The goodness of wondering: ‘Where are you going?’

May 10, 2016

As summer quickly approaches and our long desired vacation plans may soon be enjoyed, a question often asked is, “where are you going?” 

As I reflected on those few words recently, I came to feel that it was an inquiry that held more insight regarding the measure of my happiness than that of merely being on a beach in the Bahamas for a week. Though I would likely enjoy such a vacation, a much different interpretation of the phrase “where are you going” led me to contemplate on much more than my vacation plans, but on my life, personally and spiritually.

A reality for most of us is that we dedicate great amounts of our time and energy caring for others; our families, the Church, friends and neighbors. We can stay busy at such a fast pace that time for reflection on where we are going, and equally important, how we are going to get there, remains neglected. 

Nurturing the health of one’s own human spirit is an individual undertaking. There are no secret formulas, but there are suggestions that will help us to revitalize and renew ourselves this summer, or anytime.

The art of self-renewal begins with a key word; self. To constantly give to others without caring equally for ourselves may seem admirable, and at times even necessary, but in the long run, without self-care, is everyone really served well? Lack of self-care will drain us physically, emotionally, sometimes financially, and always spiritually. 

We are not machines, but human beings with a God-given soul that needs to be recharged and reconnected to our Creator over and over again. 
The Golden Rule reminds us to love others as ourselves. Self-renewal is not selfish. It gives us permission to appreciate and love ourselves. The depth and extent to which we love ourselves, appreciating that we are made in God’s own image, will be the depth and extent to which we can fully love others. 

One area that can help us renew ourselves is time management. This does not mean finding more time to do one more thing, or for finishing things left undone, but using the time we have more effectively.

Time spent caring for ourselves is an effective use of time. It does not have to be large amounts of time. It may be 10 minutes a day that we devote to uninterrupted time for ourselves to pray, to walk, to rest, whatever allows us to feel revitalized. Exhaustion has never been a sign of spirituality.

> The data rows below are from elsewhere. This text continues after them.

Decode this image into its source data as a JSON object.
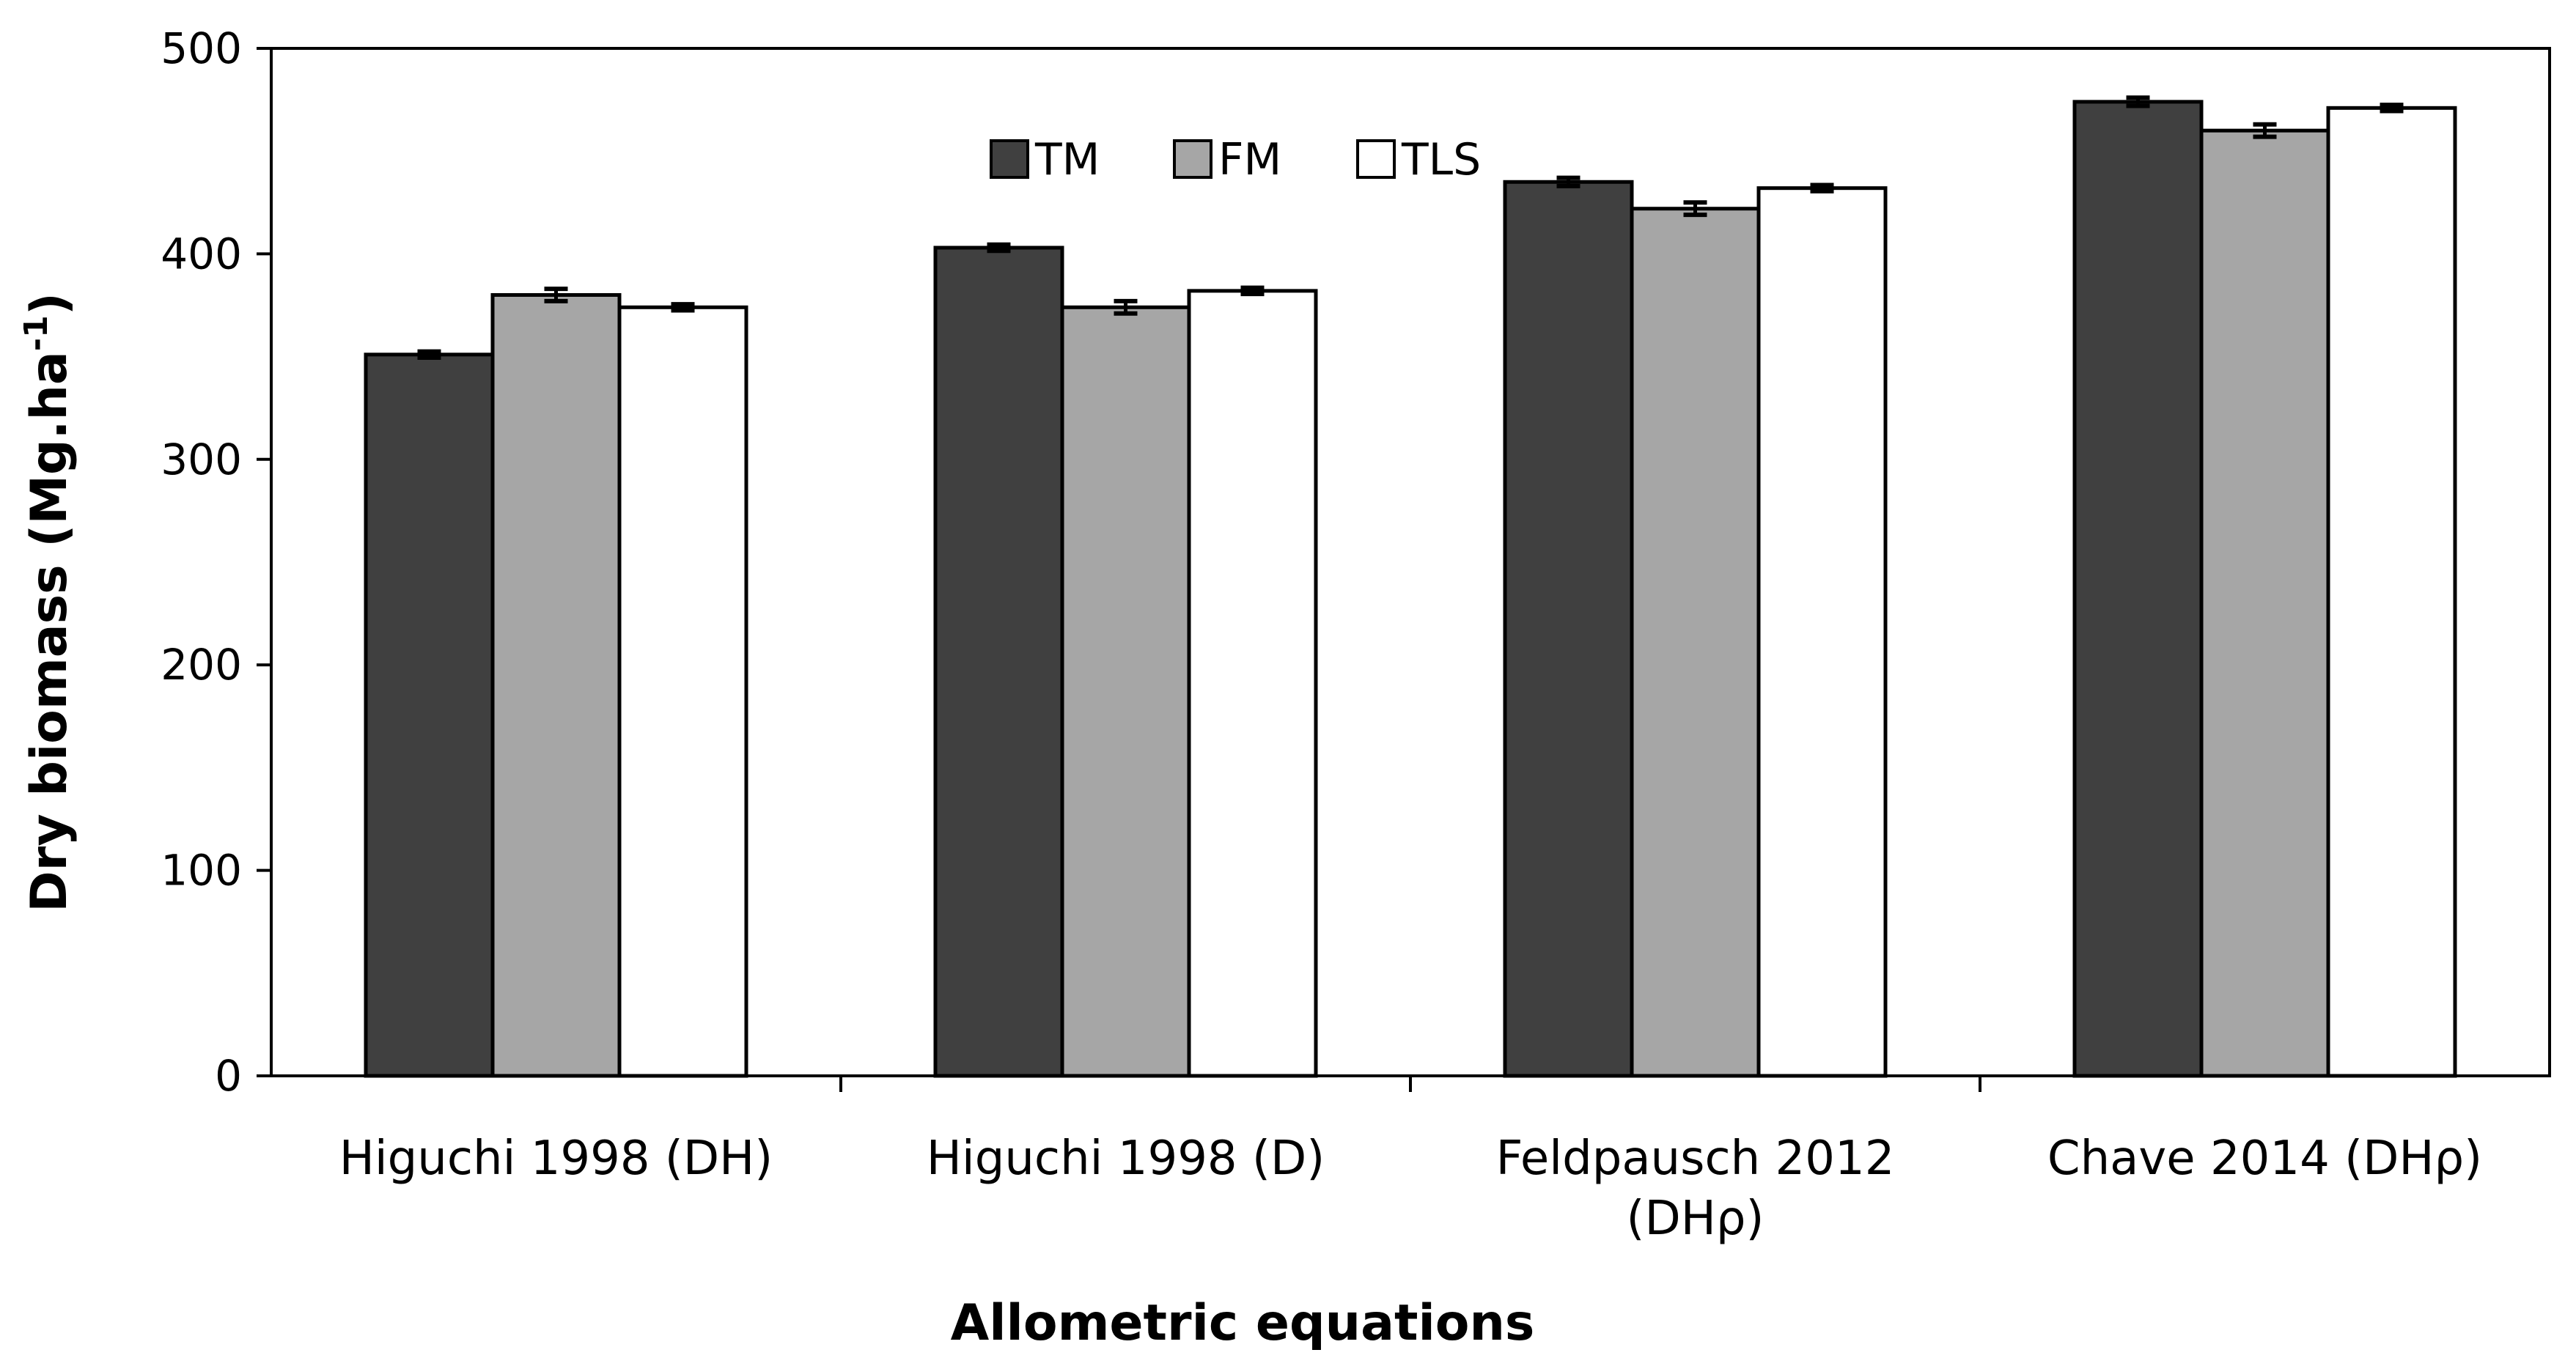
{
  "chart_data": {
    "type": "bar",
    "xlabel": "Allometric equations",
    "ylabel": "Dry biomass (Mg.ha",
    "ylabel_sup": "-1",
    "ylabel_suffix": ")",
    "ylim": [
      0,
      500
    ],
    "yticks": [
      0,
      100,
      200,
      300,
      400,
      500
    ],
    "grid": false,
    "legend_position": "top-center",
    "categories": [
      [
        "Higuchi 1998 (DH)"
      ],
      [
        "Higuchi 1998 (D)"
      ],
      [
        "Feldpausch 2012",
        "(DHρ)"
      ],
      [
        "Chave 2014 (DHρ)"
      ]
    ],
    "series": [
      {
        "name": "TM",
        "color": "#404040",
        "values": [
          351,
          403,
          435,
          474
        ],
        "errors": [
          1.5,
          1.5,
          2,
          2
        ]
      },
      {
        "name": "FM",
        "color": "#a6a6a6",
        "values": [
          380,
          374,
          422,
          460
        ],
        "errors": [
          3,
          3,
          3,
          3
        ]
      },
      {
        "name": "TLS",
        "color": "#ffffff",
        "values": [
          374,
          382,
          432,
          471
        ],
        "errors": [
          1.5,
          1.5,
          1.5,
          1.5
        ]
      }
    ]
  }
}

Another aid in our renewal is self-esteem. The more we believe that we are worth being cared for and that our time spent being recharged is essential, the more likely we’ll practice the discipline of self-care. The extent to which we work at this will be reflected in how well we actually handle the many stressors experienced in everyday life.

We could not do all that we do if God had not blessed us with many gifts and abilities. Taking time regularly to affirm ourselves is another way to keep the renewal process alive. Consider making a list of your individual talents. This intentional effort raises our awareness of how God created us uniquely and in doing so we become grateful. And nothing improves an attitude, like gratitude. 

To contemplate “where we are going” and how we are going to get there takes our prayerful attention. It is a very real journey that requires our time and practice to successfully reach a lifelong balance of peace and harmony — far better than any trip to the beach!

Charleen Katra is an associate director with Archdiocesan Office of Evangelization and Catechesis.